O motivo da repetição é a frieza burocrática ? já criticada, em relação à Folha, por seu ombudsman, em 9/11 ? da cobertura de quase toda a imprensa da enormidade que foi a decisão da Previdência de suspender o pagamento da aposentadoria a 105 mil pessoas com mais de 90 anos ou 30 de jubilamento, enquanto não se recadastrassem.
A gloriosa exceção foi O Globo. Na sexta-feira (8/11), sob o chapéu "Martírio no INSS" ? muito mais adequado, por exemplo, do que o trocadilhesco "Imprevidência", da Folha ?, e o felicíssimo título "Humilhados e ofendidos", o jornal deu uma página ao escândalo. Aproveitou para esfregar nos olhos do governo a pimenta que este fez por merecer, acrescentando o seguinte destaque entre o título e a matéria, com enormes aspas: "É crime desdenhar, humilhar, menosprezar ou discriminar pessoa idosa, por qualquer motivo ? Artigo 96 do Estatuto do Idoso sancionado por Lula".

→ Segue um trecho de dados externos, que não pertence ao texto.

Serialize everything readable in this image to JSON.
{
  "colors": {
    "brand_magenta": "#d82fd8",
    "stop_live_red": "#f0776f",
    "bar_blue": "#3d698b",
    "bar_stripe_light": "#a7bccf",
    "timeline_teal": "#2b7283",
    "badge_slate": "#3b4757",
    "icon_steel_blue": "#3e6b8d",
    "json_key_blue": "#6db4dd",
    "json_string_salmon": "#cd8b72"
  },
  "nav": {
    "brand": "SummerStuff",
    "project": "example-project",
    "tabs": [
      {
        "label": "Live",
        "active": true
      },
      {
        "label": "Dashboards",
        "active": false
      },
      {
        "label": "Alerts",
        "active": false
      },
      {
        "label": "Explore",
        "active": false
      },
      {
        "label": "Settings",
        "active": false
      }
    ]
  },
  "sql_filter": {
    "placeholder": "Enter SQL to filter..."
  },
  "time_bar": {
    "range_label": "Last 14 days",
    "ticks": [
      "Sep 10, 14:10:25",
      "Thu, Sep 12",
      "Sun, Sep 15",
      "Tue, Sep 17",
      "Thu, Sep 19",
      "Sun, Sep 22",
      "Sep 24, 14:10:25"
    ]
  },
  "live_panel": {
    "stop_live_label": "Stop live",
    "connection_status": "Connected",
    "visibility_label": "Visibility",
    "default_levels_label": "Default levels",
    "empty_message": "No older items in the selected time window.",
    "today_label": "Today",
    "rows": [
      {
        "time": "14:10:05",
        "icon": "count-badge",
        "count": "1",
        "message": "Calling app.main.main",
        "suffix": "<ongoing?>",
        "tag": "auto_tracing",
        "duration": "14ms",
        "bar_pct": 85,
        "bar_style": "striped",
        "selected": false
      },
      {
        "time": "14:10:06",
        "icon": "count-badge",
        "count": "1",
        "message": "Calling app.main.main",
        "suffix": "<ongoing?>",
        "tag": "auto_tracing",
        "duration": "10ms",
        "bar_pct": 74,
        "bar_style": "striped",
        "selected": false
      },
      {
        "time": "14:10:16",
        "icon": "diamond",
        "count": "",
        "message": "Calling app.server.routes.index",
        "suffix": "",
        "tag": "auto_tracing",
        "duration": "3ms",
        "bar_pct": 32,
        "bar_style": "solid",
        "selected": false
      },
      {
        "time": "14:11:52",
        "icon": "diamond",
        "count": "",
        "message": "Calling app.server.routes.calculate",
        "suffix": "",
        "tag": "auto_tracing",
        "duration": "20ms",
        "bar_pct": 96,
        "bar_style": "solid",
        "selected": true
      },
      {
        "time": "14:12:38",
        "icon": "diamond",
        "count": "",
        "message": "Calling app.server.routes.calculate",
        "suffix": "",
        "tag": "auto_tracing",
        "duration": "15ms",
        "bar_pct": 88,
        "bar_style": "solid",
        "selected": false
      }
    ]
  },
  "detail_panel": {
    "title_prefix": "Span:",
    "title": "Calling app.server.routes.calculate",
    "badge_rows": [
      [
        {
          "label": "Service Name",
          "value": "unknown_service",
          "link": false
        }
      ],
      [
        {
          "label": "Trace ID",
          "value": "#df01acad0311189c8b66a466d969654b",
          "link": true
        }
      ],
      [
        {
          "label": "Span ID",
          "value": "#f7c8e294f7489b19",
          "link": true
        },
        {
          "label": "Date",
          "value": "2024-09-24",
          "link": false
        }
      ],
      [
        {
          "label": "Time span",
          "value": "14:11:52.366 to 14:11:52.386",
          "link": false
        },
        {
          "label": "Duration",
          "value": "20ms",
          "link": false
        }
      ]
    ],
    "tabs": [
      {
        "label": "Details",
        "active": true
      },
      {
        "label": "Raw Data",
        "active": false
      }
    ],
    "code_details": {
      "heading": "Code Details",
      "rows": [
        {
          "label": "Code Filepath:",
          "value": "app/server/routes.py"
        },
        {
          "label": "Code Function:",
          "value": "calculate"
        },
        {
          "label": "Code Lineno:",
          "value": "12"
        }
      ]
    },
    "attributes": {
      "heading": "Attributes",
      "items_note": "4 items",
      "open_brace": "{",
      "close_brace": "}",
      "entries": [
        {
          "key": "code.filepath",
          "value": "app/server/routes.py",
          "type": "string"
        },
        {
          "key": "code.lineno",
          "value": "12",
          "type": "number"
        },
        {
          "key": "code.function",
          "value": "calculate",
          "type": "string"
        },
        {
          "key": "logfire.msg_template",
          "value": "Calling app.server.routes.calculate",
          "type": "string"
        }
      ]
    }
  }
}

O diário manteve o tom certo na edição seguinte, ao relatar, sob o titulaço "Desculpas a fórceps", o comportamento desmoralizante do ministro Ricardo Berzoini, que começou o dia anterior dizendo no Bom Dia Brasil que "não há razão para pedir desculpas" e terminou a jornada com uma nota em que dá o dito pelo não dito, "depois de receber puxão de orelha do chefe da Casa Civil, José Dirceu", segundo O Globo.
Sempre há um risco embutido na decisão de contrariar o sagrado mandamento "Não editorializarás o noticiário". Mas, se não fossem os riscos, qual a graça de ser jornalista?
À parte isso e muito mais importante, não há Redação que valha o seu sal se, de alto a baixo da cadeia de comando, ela não estiver impregnada de sensibilidade.
Nesse caso, não se trata do chamado faro para a notícia, mas da capacidade de o jornalista se identificar com a desgraça alheia e ecoar as humilhações e ofensas que os poderosos, com a sua impermeável casca grossa moral e olímpico alheamento burocrático, impõem aos fracos.
Na mídia honesta, a indignação não se destina a baratear o sofrimento destes no varejão do sensacionalismo, nem para vender pieguice, mas para fazer sustar as suas causas e, se for o caso, ajudar a punir os autores.
Ah, mas os editoriais e artigos assinados? Nessas situações, quanto mais numerosos e mais bem fundamentados, melhor, é claro. Só que um protesto na página de opinião vale por um sussurro perto de um grito bem dado de denúncia na página de notícias ? que é a porta pela qual gente de carne e osso entra nos periódicos.
No mais, para que o grito tenha causa justa e produza o efeito desejado, parece evidente que só pode sair da garganta depois do OK, ao mesmo tempo criterioso e rápido, dos editores.